Lorsqu'il apprend que la guerre éclate, il jure vouloir démissionner. "Je suis allé voir mon commandant et lui ai expliqué ma position. Il m'a conduit à un officier supérieur qui m'a traité de traître et de lâche. J'ai laissé mon arme, je suis monté dans un taxi et je suis parti. Je voulais retourner à ma base en Tchétchénie et démissionner officiellement. Puis mes camarades m'ont téléphoné pour m'avertir: un colonel avait promis de me mettre en prison jusqu'à 10 ans pour désertion et il avait alerté la police." Du coup, il retourne à la guerre. La pire erreur de sa vie.
"J'ai vu des interrogatoires et des tortures"
Après environ un mois et demi, Konstantin Yefremov et son équipe déménagent dans la ville de Bilmak, au nord-est de Melitopol. Un endroit qu'il qualifie comme un "quartier général logistique". Là-bas, il avoue avoir été le témoin des pires atrocités. Notamment sur trois prisonniers qui avaient été capturés. "L'un d'entre eux a admis être un tireur d'élite", explique-t-il. "Mon colonel russe a complètement perdu la tête en apprenant la nouvelle. Il l'a frappé et a baissé son pantalon en lui demandant s'il était marié. Après la réponse positive, il a ordonné qu'on lui apporte une serpillière. 'On va te transformer en fille et on enverra la vidéo à ta femme'."
Ce n'est pas la seule scène horrible dont Konstantin a été témoin. "Une autre fois, le colonel a demandé à un prisonnier de nommer tous les nationalistes ukrainiens de son unité. Il n'avait pas compris la question et avait répondu que les soldats étaient de l'infanterie marine des forces armées ukrainiennes. Pour cette réponse, ils lui ont cassé quelques dents."
Un autre jour, un ukrainien avait un bandeau sur les yeux. "Le colonel a mis un pistolet sur le front du prisonnier et a dit 'Je vais compter jusqu'à trois. Ensuite, je vous tire dans la tête'", poursuit Yefremov. "Il a compté pour ensuite tirer juste à côté. Le colonel s'est mis à crier sur lui. J'ai dû intervenir pour lui expliquer que le prisonnier ne pouvait plus rien entendre. Le colonel l'avait rendu sourd."

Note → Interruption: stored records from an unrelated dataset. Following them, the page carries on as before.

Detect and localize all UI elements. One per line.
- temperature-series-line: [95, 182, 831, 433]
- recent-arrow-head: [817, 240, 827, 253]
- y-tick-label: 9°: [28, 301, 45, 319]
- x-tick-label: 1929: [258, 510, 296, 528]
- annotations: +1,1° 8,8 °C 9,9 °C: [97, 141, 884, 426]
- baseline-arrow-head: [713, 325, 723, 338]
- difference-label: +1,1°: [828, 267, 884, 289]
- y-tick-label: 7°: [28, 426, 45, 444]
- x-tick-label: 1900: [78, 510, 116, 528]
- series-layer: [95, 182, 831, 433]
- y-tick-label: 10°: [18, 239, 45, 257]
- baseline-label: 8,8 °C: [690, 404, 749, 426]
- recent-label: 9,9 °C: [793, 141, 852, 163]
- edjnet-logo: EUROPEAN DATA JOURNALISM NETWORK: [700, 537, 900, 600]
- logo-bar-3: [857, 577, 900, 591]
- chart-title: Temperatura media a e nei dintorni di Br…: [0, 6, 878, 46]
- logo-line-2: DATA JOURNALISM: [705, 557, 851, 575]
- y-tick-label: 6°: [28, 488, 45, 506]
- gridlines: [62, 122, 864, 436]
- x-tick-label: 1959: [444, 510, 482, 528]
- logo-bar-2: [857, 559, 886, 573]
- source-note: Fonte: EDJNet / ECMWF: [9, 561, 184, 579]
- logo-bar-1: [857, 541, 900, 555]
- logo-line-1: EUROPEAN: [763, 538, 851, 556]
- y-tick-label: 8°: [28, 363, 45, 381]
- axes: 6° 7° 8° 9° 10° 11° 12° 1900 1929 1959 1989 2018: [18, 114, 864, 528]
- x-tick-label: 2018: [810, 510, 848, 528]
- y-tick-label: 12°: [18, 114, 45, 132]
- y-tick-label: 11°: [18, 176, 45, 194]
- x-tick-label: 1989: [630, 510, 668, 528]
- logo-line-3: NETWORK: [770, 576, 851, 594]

Il raconte également comment un interrogatoire a complètement dégénéré. "Le colonel a tiré sur un prisonnier dans le bras et dans la jambe droite, pile sous le genou. Ce qui a touché l'os. Nos hommes ont pansé le prisonnier et ont expliqué aux commandants russes (pas au colonel qui était fou) que le blessé devait aller à l'hôpital sans quoi il se viderait de son sang. Selon Konstantin, lui et son équipe viennent en aide à l'Ukrainien. "Du coup, on l'a habillé en lui expliquant qu'il devait dire qu'il était un soldat russe. Pas un prisonnier de guerre ukrainien. Nous lui avons dit: 'Soit les médecins refuseront de te soigner, soit les soldats russes blessés l'entendront et te tireront dessus, et nous ne pourrons pas les arrêter'".
Autre torture inhumaine: les soldats ukrainiens n'étaient pas nourris par de la nourriture normale. "Ils ne recevaient que de l'eau et des biscuits. Nous avons essayé de leur donner du thé chaud et des cigarettes. Pour éviter qu'ils dorment à même le sol, on leur jetait du foin pendant la nuit pour que personne ne nous voie."
"Malheureusement, la torture existe des deux côtés"
Depuis le début de la guerre, près de 400 prisonniers de guerre ont été interrogés par l'ONU. "Malheureusement, nous avons constaté que la torture et les mauvais traitements des prisonniers de guerre se produisent des deux côtés", explique Matilda Bogner, chef de l'équipe de surveillance de l'ONU basée en Ukraine, pour nos confrères anglais.
Des soldats russes ont également expliqué avoir subi des sévices corporels, dont des électrocutions et des passages à tabac. "Toute forme de torture ou de mauvais traitement est interdite par le droit international", continue Mme Bogner. "Il est inacceptable que l'une ou l'autre des parties agisse de la sorte", ajoute-t-elle.
La BBC précise qu'elle n'a pas été en mesure de confirmer de manière indépendante toutes les allégations de tortures décrites par Konstantin Yefremov. "Mais elles sont cohérentes avec d'autres allégations d'abus de prisonniers ukrainiens", précise le média.